Nielsen reportedly seeks to have the suit certified as class-action on behalf of all Magic Key holders, although this has not happened yet.
Reservations for Magic Key holders have been notoriously difficult to obtain since the program’s launch in August as a replacement for the former Annual Passes. The new system requires reservations to be booked before visiting the Disneyland Resort, but reservations are frequently unavailable for near-term dates and virtually all available weekends. However, standard tickets have been available for purchase on almost every day, with only a few near-term dates unavailable.
“The problem was not that Disney had reached its capacity and therefore could not provide reservations to its Dream Key passholders. The problem was that Disney had decided to block out reservations so that they were only available to new purchases and were not available to Dream Key passholders.

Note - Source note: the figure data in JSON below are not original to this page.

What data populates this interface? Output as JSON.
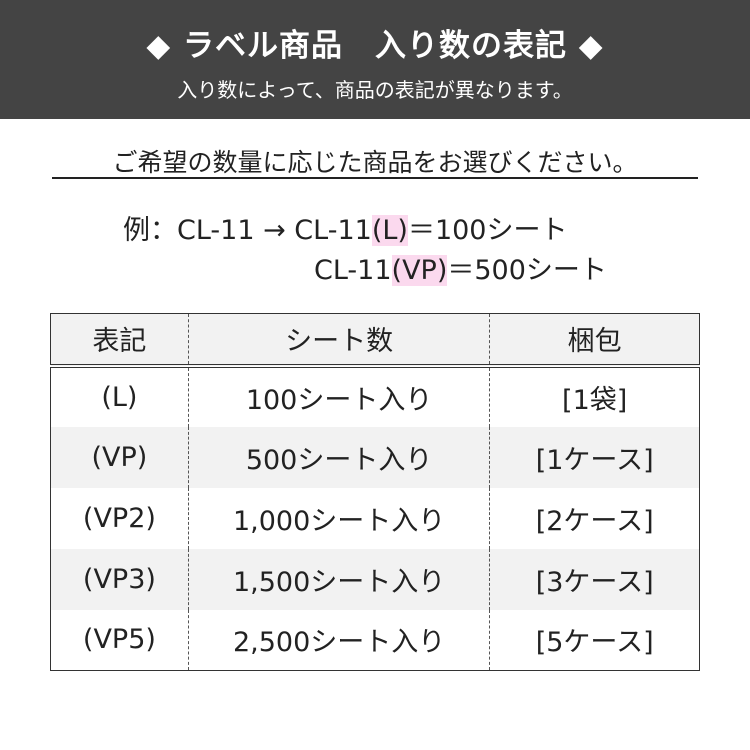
{
  "banner": {
    "title": "◆ ラベル商品　入り数の表記 ◆",
    "subtitle": "入り数によって、商品の表記が異なります。"
  },
  "lead": "ご希望の数量に応じた商品をお選びください。",
  "example": {
    "prefix": "例：CL-11 → CL-11",
    "l_tag": "(L)",
    "l_rest": "＝100シート",
    "vp_base": "CL-11",
    "vp_tag": "(VP)",
    "vp_rest": "＝500シート",
    "highlight_color": "#fbd9ee"
  },
  "table": {
    "headers": [
      "表記",
      "シート数",
      "梱包"
    ],
    "rows": [
      [
        "(L)",
        "100シート入り",
        "[1袋]"
      ],
      [
        "(VP)",
        "500シート入り",
        "[1ケース]"
      ],
      [
        "(VP2)",
        "1,000シート入り",
        "[2ケース]"
      ],
      [
        "(VP3)",
        "1,500シート入り",
        "[3ケース]"
      ],
      [
        "(VP5)",
        "2,500シート入り",
        "[5ケース]"
      ]
    ]
  }
}
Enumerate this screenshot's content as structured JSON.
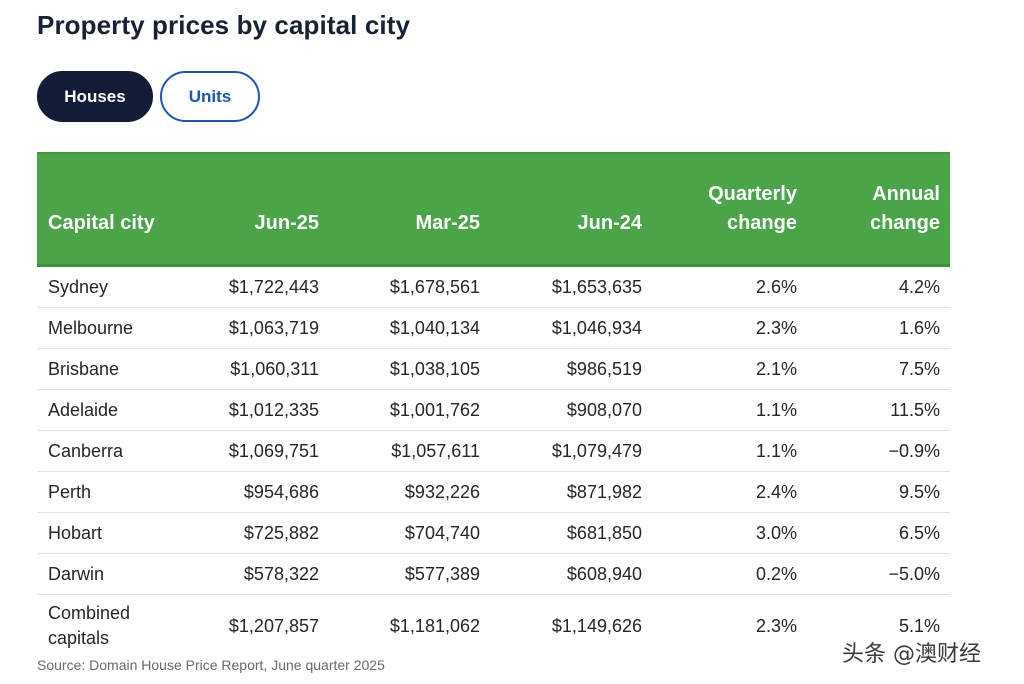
{
  "title": "Property prices by capital city",
  "tabs": [
    {
      "label": "Houses",
      "selected": true
    },
    {
      "label": "Units",
      "selected": false
    }
  ],
  "table": {
    "columns": [
      "Capital city",
      "Jun-25",
      "Mar-25",
      "Jun-24",
      "Quarterly change",
      "Annual change"
    ],
    "columns_lines": [
      [
        "Capital city"
      ],
      [
        "Jun-25"
      ],
      [
        "Mar-25"
      ],
      [
        "Jun-24"
      ],
      [
        "Quarterly",
        "change"
      ],
      [
        "Annual",
        "change"
      ]
    ],
    "rows": [
      {
        "city": "Sydney",
        "jun25": "$1,722,443",
        "mar25": "$1,678,561",
        "jun24": "$1,653,635",
        "quarterly": "2.6%",
        "annual": "4.2%"
      },
      {
        "city": "Melbourne",
        "jun25": "$1,063,719",
        "mar25": "$1,040,134",
        "jun24": "$1,046,934",
        "quarterly": "2.3%",
        "annual": "1.6%"
      },
      {
        "city": "Brisbane",
        "jun25": "$1,060,311",
        "mar25": "$1,038,105",
        "jun24": "$986,519",
        "quarterly": "2.1%",
        "annual": "7.5%"
      },
      {
        "city": "Adelaide",
        "jun25": "$1,012,335",
        "mar25": "$1,001,762",
        "jun24": "$908,070",
        "quarterly": "1.1%",
        "annual": "11.5%"
      },
      {
        "city": "Canberra",
        "jun25": "$1,069,751",
        "mar25": "$1,057,611",
        "jun24": "$1,079,479",
        "quarterly": "1.1%",
        "annual": "−0.9%"
      },
      {
        "city": "Perth",
        "jun25": "$954,686",
        "mar25": "$932,226",
        "jun24": "$871,982",
        "quarterly": "2.4%",
        "annual": "9.5%"
      },
      {
        "city": "Hobart",
        "jun25": "$725,882",
        "mar25": "$704,740",
        "jun24": "$681,850",
        "quarterly": "3.0%",
        "annual": "6.5%"
      },
      {
        "city": "Darwin",
        "jun25": "$578,322",
        "mar25": "$577,389",
        "jun24": "$608,940",
        "quarterly": "0.2%",
        "annual": "−5.0%"
      }
    ],
    "combined": {
      "city_lines": [
        "Combined",
        "capitals"
      ],
      "jun25": "$1,207,857",
      "mar25": "$1,181,062",
      "jun24": "$1,149,626",
      "quarterly": "2.3%",
      "annual": "5.1%"
    }
  },
  "source": "Source: Domain House Price Report, June quarter 2025",
  "watermark": "头条 @澳财经",
  "colors": {
    "header_green": "#4aa548",
    "tab_selected_bg": "#121c36",
    "tab_unselected_border": "#1a56b8"
  }
}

Disney appears to be limiting the number of reservations available to Dream Key passholders on any given day in order to maximize the number of single day and other passes that Disney can sell,” according to the suit. Nielsen says she would not have purchased a Dream Key if she knew so many dates would be unavailable, and claims she purchased the Dream Key believing that she could make reservations as long as capacity was available at Disneyland Park and Disney California Adventure. In the end, Nielsen purchased a standard day ticket to visit on her desired dates in November despite holding a Dream Key.
The suit contends that Disney is engaging in unfair, unlawful and deceptive business practices. Disneyland is accused of breach of contract, negligent misrepresentation and false advertising and seeks civil penalties to prevent Disney from engaging in similar unlawful trade practices, restitution based on the harm consumers experienced and repayment of all revenue gained by the practice, according to the Orange County Register. Disney has not yet filed an answer to these claims.